Nella notte del 12 ottobre una bomba esplode al Grand Hôtel di Brighton, dov’è in corso il congresso del Partito Conservatore britannico; Thatcher, che è in camera ad apportare gli ultimi ritocchi al suo discorso, ne esce illesa, ma cinque persone muoiono nell’esplosione e trenta restano ferite. Nei mesi successivi un membro dell’IRA, Patrick Magee, è condannato a otto ergastoli, colpevole di aver posizionato e innescato la bomba a orologeria dopo essersi registrato in albergo sotto falso nome. C’è il sospetto che abbia agito con un complice – alcuni membri del personale dell’hôtel ricordano vagamente una persona che era con lui – ma di quest’uomo non è rimasta traccia. Esiste sempre un confine oltre il quale la ricostruzione storica non può spingersi, ed è qui che subentra la narrativa: secondo Jonathan Lee, solo la fiction può farci entrare «sotto la pelle della storia».

L’affascinante prologo del romanzo si apre proprio con l’iniziazione nell’IRA del giovane Dan: il ragazzo è al cospetto di Dawson, uno dei pezzi grossi dell’organizzazione; su di lui girano voci terribili, ma a Dan sembra più un innocuo ragioniere; dice di amare i cani che porta al guinzaglio più di sua moglie, chiede al ragazzo se conosce Shakespeare, gli ricorda che «un’Irlanda occupata dagli inglesi non sarà mai un’Irlanda libera», e a un certo punto porge a Dan una pistola, offrendogli tre alternative: «Sparare a un cane, la prima. Farti sparare, la seconda. La terza è sparare a noi. Anche se quest’ultima non ti conviene».
Dalla decisione di Dan si propagano, come increspature sull’acqua, le vicende del romanzo. In un’intervista l’autore ha accomunato la struttura del libro a un tuffo da una piattaforma di dieci metri: «Volevo mostrare il volo del tuffo a partire dal primo slancio – i piccoli gesti e le parole dai quali può scaturire un tentato omicidio – passando per tutti gli avvitamenti e le capriole, fino al momento irreversibile dell’impatto. Come facciamo a sapere cosa va perso in un atto terroristico se non guardando a fondo quello che c’era prima?».
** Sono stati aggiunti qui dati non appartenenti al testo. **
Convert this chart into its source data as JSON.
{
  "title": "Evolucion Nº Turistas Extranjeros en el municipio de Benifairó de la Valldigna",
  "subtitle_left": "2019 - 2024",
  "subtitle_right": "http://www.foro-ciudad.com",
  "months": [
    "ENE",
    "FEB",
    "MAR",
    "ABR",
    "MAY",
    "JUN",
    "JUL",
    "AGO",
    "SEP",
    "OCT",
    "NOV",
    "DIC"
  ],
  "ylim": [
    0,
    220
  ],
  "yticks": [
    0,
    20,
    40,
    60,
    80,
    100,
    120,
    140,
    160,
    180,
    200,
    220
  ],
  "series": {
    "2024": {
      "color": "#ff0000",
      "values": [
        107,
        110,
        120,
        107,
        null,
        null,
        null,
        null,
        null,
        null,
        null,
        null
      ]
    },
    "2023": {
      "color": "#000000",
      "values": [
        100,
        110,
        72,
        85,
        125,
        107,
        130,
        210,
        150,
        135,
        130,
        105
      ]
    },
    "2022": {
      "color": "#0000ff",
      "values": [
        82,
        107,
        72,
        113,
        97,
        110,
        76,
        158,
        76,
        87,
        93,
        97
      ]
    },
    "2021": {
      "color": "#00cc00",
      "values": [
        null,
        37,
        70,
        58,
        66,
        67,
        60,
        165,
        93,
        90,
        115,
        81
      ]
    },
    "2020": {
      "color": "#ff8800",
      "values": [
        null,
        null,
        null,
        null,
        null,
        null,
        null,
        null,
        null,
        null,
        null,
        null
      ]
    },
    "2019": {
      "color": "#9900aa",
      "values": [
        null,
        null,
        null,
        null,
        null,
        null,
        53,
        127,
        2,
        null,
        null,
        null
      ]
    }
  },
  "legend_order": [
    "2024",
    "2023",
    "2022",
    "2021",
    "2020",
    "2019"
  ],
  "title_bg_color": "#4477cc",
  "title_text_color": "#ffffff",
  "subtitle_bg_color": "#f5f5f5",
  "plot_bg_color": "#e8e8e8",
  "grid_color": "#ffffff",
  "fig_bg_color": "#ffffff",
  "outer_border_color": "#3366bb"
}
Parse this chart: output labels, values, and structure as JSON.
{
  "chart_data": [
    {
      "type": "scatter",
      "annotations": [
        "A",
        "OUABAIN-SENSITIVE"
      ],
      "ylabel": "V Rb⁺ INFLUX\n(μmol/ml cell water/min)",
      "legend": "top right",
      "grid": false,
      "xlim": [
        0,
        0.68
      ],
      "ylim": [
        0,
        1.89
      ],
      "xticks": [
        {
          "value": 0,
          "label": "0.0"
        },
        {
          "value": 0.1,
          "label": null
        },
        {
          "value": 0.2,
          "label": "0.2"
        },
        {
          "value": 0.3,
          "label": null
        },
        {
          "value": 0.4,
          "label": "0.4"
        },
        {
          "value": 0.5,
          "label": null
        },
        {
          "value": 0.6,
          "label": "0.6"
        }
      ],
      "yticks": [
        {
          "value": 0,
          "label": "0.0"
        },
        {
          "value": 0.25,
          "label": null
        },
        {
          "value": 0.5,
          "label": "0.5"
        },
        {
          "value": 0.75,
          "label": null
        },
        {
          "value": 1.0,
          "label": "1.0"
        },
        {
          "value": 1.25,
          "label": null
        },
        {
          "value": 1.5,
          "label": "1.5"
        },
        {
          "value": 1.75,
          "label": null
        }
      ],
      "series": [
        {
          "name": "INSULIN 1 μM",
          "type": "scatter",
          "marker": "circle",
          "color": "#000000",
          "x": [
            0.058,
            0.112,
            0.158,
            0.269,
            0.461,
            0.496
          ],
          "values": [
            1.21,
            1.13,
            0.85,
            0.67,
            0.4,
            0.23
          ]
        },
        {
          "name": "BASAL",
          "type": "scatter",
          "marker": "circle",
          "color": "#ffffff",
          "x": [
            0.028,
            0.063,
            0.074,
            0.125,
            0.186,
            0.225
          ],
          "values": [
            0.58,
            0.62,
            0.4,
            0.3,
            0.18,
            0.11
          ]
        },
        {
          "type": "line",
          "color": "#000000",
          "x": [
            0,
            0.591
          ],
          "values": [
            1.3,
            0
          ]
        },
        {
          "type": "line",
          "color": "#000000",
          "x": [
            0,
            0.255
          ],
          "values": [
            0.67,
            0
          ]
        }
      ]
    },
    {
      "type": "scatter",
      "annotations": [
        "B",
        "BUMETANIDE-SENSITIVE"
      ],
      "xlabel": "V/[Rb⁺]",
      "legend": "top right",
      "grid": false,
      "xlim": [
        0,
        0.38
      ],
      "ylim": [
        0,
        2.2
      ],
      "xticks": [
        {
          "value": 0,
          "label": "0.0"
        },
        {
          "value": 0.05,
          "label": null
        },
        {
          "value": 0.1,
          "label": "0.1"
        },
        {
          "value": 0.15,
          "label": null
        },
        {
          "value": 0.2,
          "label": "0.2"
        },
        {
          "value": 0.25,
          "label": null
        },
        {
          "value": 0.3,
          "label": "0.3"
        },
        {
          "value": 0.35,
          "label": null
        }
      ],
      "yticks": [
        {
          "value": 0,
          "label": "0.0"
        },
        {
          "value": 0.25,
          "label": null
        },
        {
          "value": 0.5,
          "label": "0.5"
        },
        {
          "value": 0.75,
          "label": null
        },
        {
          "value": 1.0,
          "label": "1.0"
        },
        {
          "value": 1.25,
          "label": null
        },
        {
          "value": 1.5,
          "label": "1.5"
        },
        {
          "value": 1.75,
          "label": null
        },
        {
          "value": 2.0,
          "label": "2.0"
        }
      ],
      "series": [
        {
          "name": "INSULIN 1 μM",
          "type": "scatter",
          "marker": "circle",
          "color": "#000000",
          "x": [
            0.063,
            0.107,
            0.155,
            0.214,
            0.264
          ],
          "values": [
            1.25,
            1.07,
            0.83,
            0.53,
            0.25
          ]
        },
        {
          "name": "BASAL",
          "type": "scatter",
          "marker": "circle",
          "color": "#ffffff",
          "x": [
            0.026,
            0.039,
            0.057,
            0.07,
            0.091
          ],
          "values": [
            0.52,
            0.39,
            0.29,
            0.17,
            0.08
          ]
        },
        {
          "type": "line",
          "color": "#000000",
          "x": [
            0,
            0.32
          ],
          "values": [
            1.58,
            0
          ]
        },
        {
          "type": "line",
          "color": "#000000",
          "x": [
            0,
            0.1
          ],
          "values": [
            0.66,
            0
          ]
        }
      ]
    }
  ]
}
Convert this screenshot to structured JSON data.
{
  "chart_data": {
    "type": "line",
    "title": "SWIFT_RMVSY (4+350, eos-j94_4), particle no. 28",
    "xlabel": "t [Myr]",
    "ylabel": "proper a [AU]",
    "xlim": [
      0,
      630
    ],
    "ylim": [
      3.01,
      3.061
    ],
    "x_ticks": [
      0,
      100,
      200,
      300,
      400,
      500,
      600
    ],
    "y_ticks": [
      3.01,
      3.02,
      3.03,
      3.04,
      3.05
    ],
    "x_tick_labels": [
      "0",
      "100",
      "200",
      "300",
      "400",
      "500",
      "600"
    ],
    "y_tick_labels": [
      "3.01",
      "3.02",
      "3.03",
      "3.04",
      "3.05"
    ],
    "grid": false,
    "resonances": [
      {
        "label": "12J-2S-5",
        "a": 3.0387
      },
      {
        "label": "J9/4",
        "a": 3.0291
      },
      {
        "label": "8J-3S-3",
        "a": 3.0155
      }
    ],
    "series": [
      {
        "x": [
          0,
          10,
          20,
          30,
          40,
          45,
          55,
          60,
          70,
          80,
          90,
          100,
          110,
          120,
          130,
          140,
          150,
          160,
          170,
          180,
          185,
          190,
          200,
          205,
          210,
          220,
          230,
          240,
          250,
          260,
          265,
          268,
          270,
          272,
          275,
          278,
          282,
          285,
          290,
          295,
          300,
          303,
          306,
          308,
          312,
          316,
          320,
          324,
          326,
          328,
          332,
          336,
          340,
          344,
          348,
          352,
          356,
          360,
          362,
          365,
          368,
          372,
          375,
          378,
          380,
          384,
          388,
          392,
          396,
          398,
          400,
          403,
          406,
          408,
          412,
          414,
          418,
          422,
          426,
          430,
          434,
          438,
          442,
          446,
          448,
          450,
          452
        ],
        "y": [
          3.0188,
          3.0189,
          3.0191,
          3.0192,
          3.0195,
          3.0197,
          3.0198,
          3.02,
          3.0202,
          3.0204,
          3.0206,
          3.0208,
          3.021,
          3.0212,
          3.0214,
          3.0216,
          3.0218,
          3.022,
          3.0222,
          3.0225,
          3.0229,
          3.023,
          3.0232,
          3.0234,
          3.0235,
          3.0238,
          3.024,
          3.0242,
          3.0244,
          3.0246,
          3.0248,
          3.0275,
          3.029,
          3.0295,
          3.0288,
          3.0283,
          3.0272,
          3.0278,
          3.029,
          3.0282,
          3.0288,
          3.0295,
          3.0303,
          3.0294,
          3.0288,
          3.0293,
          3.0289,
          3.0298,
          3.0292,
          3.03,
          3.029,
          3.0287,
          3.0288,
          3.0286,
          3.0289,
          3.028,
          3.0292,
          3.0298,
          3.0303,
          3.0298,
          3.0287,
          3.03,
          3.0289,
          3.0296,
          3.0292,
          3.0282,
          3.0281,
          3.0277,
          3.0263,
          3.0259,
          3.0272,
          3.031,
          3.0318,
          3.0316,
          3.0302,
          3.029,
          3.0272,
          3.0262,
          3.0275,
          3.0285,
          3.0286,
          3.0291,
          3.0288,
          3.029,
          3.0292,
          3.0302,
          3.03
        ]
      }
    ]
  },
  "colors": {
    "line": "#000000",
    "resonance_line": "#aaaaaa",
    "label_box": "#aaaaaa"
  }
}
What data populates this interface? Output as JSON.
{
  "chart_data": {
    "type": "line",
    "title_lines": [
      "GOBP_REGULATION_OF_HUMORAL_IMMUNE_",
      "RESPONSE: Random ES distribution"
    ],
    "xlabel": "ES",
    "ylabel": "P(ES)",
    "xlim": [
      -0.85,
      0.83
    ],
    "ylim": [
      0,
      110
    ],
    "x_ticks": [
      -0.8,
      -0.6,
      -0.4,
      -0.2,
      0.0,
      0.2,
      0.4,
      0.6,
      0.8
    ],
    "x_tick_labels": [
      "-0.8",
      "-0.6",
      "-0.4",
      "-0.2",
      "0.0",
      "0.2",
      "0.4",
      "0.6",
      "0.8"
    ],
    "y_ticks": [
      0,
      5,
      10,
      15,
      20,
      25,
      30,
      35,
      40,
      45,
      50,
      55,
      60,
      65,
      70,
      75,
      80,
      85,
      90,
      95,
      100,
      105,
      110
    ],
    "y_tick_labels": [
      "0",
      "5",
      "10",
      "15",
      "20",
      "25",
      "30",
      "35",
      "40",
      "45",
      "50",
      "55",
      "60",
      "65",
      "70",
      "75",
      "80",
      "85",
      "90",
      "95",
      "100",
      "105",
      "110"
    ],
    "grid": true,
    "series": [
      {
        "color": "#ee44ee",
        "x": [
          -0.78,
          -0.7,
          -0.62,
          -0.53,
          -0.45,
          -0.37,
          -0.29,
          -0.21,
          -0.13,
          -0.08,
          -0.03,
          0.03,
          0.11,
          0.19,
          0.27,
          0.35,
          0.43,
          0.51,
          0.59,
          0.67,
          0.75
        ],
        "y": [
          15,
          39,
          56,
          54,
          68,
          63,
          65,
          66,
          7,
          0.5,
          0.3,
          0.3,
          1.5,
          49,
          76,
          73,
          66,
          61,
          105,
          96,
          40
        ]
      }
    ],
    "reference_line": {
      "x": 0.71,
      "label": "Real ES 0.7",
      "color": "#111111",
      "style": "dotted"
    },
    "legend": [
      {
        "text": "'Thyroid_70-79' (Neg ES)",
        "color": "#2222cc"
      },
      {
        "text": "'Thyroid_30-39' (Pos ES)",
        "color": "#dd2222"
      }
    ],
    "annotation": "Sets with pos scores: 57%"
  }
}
Durante la lunga e aggraziata caduta libera facciamo la conoscenza di Philip «Moose» Finch, vice direttore del Grand Hôtel che in gioventù aveva davanti a sé una carriera di tuffatore ma che si è ritrovato, ultraquarantenne e con un matrimonio fallito alle spalle, a puntare tutto sulla buona riuscita del Congresso per ottenere un’agognata promozione; sua figlia Freya, alle prese con le speranze e le indecisioni tipiche dell’adolescenza, le prime delusioni d’amore, un rapporto complicato ma affettuoso col padre, un futuro ancora vago davanti a sé. E poi tutta una serie di comprimari non meno affascinanti e credibili – quella gente che, come afferma l’autore, «se mai finisce nei libri di storia, viene relegata alle note a piè pagina o racchiusa tra parentesi».

Lo stile di Lee è elegante senza essere pretenzioso, i dialoghi hanno un ritmo cinematografico e la narrazione – che all’inizio procede forse un po’ troppo a rilento – acquista sempre più velocità, la tensione si accumula, gli eventi precipitano verso l’inevitabile impatto. Se è vero, come ha scritto DeLillo, che la narrativa è «la sospensione della realtà di cui ha bisogno la storia per sfuggire ai propri confini brutali», Il tuffo di Jonathan Lee ci regala la consapevolezza – più che mai preziosa in questi tempi di terrorismo – che forse non ha senso parlare di buoni e cattivi, colpevoli e innocenti: prima o poi la storia sommerge tutti.